The communication also disputed Burry’s claim regarding the useful life of the depreciation. To Burry’s allegation that customers overestimate the lifespan of Nvidia GPUs to justify inadvertent capital expenditures, Nvidia counters that its customers depreciate GPUs over four to six years based on actual lifespan and usage patterns.
Nvidia added that older GPUs, such as the A100s released in 2020, continue to run at high utilization rates and maintain meaningful economic value even after two to three years, as critics say.
The memo also rejects Burry’s “circular funding” proposal, saying that Nvidia’s strategic investments represent a small fraction of revenue and that AI startups raise capital mostly from outside investors.
Today’s Cisco
Burry said he believes Nvidia is now in the same position that Cisco — the key hardware vendor that drove the massive capital investment cycle — was in 1999-2000.

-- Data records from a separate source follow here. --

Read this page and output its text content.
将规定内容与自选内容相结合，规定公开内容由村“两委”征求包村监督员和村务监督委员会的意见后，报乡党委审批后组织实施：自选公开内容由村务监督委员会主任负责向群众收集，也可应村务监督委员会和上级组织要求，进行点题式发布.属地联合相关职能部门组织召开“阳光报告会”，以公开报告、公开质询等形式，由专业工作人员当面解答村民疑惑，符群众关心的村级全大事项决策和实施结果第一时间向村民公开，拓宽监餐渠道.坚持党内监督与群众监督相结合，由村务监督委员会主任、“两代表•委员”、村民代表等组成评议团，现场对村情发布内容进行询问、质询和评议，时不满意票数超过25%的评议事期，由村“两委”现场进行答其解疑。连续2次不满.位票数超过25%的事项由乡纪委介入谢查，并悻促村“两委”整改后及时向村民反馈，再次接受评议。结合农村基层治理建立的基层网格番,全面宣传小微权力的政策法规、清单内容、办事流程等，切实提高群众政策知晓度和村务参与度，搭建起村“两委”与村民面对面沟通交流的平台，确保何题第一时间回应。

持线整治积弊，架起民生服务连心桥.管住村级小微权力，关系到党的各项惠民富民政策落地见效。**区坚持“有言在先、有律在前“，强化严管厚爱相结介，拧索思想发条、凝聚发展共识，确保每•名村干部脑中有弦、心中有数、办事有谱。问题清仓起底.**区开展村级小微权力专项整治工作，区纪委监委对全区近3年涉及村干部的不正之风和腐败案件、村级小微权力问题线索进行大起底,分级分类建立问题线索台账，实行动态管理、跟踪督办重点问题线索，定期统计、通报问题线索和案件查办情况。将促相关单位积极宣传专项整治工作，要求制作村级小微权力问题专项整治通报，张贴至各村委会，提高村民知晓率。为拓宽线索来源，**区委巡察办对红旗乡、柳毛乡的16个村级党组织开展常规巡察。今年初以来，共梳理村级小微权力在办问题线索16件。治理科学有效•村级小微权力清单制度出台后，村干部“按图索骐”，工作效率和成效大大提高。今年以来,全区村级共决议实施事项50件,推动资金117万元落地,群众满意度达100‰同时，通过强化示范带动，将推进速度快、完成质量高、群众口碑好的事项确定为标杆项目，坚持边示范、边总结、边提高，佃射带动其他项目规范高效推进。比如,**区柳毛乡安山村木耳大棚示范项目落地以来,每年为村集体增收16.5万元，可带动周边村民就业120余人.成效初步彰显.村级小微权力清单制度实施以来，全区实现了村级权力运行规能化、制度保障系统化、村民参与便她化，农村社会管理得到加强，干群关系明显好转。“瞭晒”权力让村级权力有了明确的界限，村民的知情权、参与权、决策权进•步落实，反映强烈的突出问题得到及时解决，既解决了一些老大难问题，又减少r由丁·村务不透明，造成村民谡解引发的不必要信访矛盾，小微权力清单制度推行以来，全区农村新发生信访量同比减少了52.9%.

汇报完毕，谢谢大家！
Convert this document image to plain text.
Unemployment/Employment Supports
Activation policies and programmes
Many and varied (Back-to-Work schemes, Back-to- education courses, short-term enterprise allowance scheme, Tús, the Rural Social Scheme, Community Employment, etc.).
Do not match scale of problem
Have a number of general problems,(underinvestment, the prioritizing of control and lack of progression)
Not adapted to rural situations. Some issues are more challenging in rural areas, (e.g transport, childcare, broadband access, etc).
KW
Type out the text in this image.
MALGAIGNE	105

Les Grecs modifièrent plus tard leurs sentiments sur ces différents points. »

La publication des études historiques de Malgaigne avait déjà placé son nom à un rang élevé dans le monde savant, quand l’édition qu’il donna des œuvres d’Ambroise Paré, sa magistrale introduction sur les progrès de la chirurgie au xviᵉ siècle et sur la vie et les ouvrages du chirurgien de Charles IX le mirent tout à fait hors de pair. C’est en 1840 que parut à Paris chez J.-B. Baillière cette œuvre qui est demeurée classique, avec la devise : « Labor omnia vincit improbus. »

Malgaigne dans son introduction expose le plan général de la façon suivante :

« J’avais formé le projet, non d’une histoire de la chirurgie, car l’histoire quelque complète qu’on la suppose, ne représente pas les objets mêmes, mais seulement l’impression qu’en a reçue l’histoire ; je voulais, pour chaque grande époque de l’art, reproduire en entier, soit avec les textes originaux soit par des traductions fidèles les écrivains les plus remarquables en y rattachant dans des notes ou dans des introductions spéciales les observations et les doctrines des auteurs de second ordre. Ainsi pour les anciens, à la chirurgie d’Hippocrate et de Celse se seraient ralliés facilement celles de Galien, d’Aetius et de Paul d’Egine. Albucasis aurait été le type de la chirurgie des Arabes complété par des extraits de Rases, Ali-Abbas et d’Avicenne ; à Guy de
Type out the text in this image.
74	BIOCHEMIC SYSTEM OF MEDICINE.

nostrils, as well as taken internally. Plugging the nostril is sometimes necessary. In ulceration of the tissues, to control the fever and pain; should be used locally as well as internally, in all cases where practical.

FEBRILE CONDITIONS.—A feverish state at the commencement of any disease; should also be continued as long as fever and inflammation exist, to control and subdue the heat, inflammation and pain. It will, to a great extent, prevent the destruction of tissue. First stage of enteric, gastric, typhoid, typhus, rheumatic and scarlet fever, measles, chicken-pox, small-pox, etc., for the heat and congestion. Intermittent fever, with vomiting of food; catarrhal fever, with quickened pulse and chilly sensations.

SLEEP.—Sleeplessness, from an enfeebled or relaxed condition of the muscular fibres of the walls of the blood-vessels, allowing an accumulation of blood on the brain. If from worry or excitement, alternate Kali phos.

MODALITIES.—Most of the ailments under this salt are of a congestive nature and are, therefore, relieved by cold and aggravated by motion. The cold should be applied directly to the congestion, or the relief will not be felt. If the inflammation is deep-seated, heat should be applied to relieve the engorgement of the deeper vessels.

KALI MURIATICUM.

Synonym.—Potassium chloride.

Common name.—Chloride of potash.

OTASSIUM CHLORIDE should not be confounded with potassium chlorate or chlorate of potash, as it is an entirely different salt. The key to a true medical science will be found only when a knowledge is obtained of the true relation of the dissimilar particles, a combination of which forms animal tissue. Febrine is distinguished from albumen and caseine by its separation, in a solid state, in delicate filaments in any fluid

Just as telecommunications companies spent tens of billions of dollars laying fiber optic cables and buying Cisco equipment based on predictions that “Internet traffic will double every 100 days,” today’s hyperscalers are promising nearly $3 trillion in AI infrastructure spending over the next three years, Burry said in the Substack newsletter.
At the heart of his Cisco analogy is an oversupply that meets far less demand than expected. In the early 2000s, less than 5% U.S. fiber capacity was operational, Burry said. Today, he believes the industry’s belief in limitless demand for AI rests on similarly optimistic assumptions about data center performance and GPU lifespan, he said.
“And again, at the center of it all is Cisco with picks and shovels for everyone and a grand vision to go with it. It’s called Nvidia,” Burry wrote.
— CNBC’s Michael Bloom contributed reporting.